Covid-19: l’OMS opposée à l’utilisation du remdesivir
L’OMS recommande de ne pas administrer de remdesivir aux malades du Covid-19 hospitalisés, car ce médicament antiviral n’évite ni des morts ni des formes graves de la maladie, a-t-elle annoncé vendredi.
« Le médicament antiviral remdesivir n’est pas conseillé pour les patients admis à l’hôpital pour le Covid-19, quel que soit le degré de gravité de leur maladie, car il n’y a actuellement pas de preuve qu’il améliore la survie ni qu’il permette d’éviter d’être placé sous ventilation artificielle », déclare l’Organisation mondiale de la santé (OMS) dans un communiqué.
Elle s’est prononcée après l’avis de son panel d’experts, dont les conclusions sont publiées dans la revue médicale BMJ.
Ces experts soulignent « la possibilité d’importants effets secondaires » de ce médicament, de même que « son coût relativement important et ses implications logistiques », puisqu' »il doit être administré par intraveineuse ».
Selon eux, on ne peut pas dire à ce stade que le remdesivir n’a aucun bénéfice. Mais le fait que son efficacité n’ait pas été prouvée conjugué à ses inconvénients (possibles effets secondaires et coût) les conduit à ne pas le recommander.
Ils appellent toutefois à poursuivre les essais cliniques, pour voir si ce médicament ne pourrait pas bénéficier à certaines catégories de patients en particulier.
« Il y a peut-être certains signaux selon lesquels les gens qui sont moins malades ou en sont à un stade plus précoce de la maladie pourraient être une zone à explorer », a déclaré l’un des responsables du panel d’experts, Bram Rochwerg, lors d’une conférence de presse.
Initialement développé contre la fièvre hémorragique Ebola, le remdesivir est vendu par le laboratoire Gilead sous le nom commercial de Veklury.
Il est devenu le 3 juillet le premier médicament contre le Covid à recevoir une autorisation de mise sur le marché européen conditionnelle. Pour autant, il suscite plus d’enthousiasme en Amérique du Nord que sur le Vieux continent.
En France, la Haute autorité de Santé (HAS) a jugé que son intérêt (ou « service médical rendu ») était « faible ».
Par ailleurs, l’Agence européenne du médicament (EMA) a indiqué le 2 octobre qu’elle allait étudier des signalements selon lesquels des « problèmes rénaux aigus » pourraient être liés à la prise de remdesivir.

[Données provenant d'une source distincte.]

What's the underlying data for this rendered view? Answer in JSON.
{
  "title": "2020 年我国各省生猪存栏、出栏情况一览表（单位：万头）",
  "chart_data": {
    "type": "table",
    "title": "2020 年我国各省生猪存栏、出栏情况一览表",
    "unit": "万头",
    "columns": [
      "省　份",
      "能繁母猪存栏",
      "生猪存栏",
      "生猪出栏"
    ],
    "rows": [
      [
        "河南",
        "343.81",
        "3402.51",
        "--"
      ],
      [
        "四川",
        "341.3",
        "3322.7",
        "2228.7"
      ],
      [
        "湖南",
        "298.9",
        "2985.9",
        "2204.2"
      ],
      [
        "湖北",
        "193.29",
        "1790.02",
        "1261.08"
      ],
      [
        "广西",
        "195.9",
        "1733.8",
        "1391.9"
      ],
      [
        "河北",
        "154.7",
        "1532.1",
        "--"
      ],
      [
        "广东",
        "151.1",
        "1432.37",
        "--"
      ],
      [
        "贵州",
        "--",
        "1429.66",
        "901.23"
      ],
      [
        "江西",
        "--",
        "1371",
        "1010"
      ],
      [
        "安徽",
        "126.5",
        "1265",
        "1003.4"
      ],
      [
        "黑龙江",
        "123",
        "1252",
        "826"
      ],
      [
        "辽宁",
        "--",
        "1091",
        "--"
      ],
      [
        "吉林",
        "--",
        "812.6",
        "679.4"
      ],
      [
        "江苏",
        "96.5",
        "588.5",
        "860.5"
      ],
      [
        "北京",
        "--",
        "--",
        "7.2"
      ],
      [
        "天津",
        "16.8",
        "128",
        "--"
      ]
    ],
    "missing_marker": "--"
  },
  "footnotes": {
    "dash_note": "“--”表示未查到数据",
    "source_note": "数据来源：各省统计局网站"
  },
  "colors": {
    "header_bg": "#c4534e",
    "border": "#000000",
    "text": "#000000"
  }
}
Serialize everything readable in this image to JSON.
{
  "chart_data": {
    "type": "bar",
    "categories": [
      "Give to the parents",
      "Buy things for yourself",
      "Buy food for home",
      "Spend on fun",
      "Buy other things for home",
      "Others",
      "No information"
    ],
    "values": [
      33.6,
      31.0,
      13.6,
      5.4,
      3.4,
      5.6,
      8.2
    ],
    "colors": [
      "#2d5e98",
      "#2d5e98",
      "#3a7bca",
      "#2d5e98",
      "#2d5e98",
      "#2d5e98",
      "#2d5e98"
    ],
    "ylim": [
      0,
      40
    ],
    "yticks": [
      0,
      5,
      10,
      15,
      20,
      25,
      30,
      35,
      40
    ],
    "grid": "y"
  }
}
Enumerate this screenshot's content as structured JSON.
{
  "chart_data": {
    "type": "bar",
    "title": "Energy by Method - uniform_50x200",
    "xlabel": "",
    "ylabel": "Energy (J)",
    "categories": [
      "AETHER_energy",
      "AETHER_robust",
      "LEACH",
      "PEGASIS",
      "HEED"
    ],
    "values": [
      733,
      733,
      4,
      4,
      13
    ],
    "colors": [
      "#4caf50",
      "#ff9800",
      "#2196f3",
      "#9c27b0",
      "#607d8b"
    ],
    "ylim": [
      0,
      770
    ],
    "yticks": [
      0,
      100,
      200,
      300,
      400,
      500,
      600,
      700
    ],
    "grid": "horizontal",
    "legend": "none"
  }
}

Les experts de l’OMS ont basé leurs conclusions sur l’analyse de quatre essais cliniques internationaux comparant l’efficacité de différents traitements et portant sur plus de 7.000 patients hospitalisés pour le Covid-19.
Une étude rendue publique mi-octobre et menée dans plus d’une trentaine de pays avec le soutien de l’OMS concluait déjà que le remdesivir n’avait pas prouvé de bénéfices en termes de réduction de la mortalité.
Selon une autre étude parue fin mai dans la revue américaine New England Journal of Medicine, il réduit en revanche légèrement la durée de rétablissement des malades du Covid-19 hospitalisés (de 15 à 11 jours en moyenne).
« Nous regrettons que les recommandations de l’OMS ne prennent pas en compte ces données alors même que le nombre de nouveaux cas augmente considérablement au niveau mondial et que les médecins recourent à Veklury, premier et seul traitement autorisé contre la COVID-19 dans plus de 50 pays dans le monde », a réagi Gilead dans un communiqué.
Le laboratoire fait valoir que son médicament est reconnu « par de nombreuses organisations nationales crédibles telles que l’US National Institutes of Health and Infectious Diseases of America, le Japon, le Royaume-Uni et l’Allemagne ».
Fin octobre, Gilead avait annoncé que le remdesivir lui avait déjà rapporté près de 900 millions de dollars au troisième trimestre.
Pour l’instant, les corticoïdes (dont la dexaméthasone) sont le seul traitement qui a permis de réduire la mortalité due au Covid-19, même si cela n’est vrai que pour une catégorie de patients (les cas sévères qui nécessitent l’administration d’oxygène). L’OMS a recommandé leur « usage systématique chez les patients atteints d’une forme sévère ou critique ».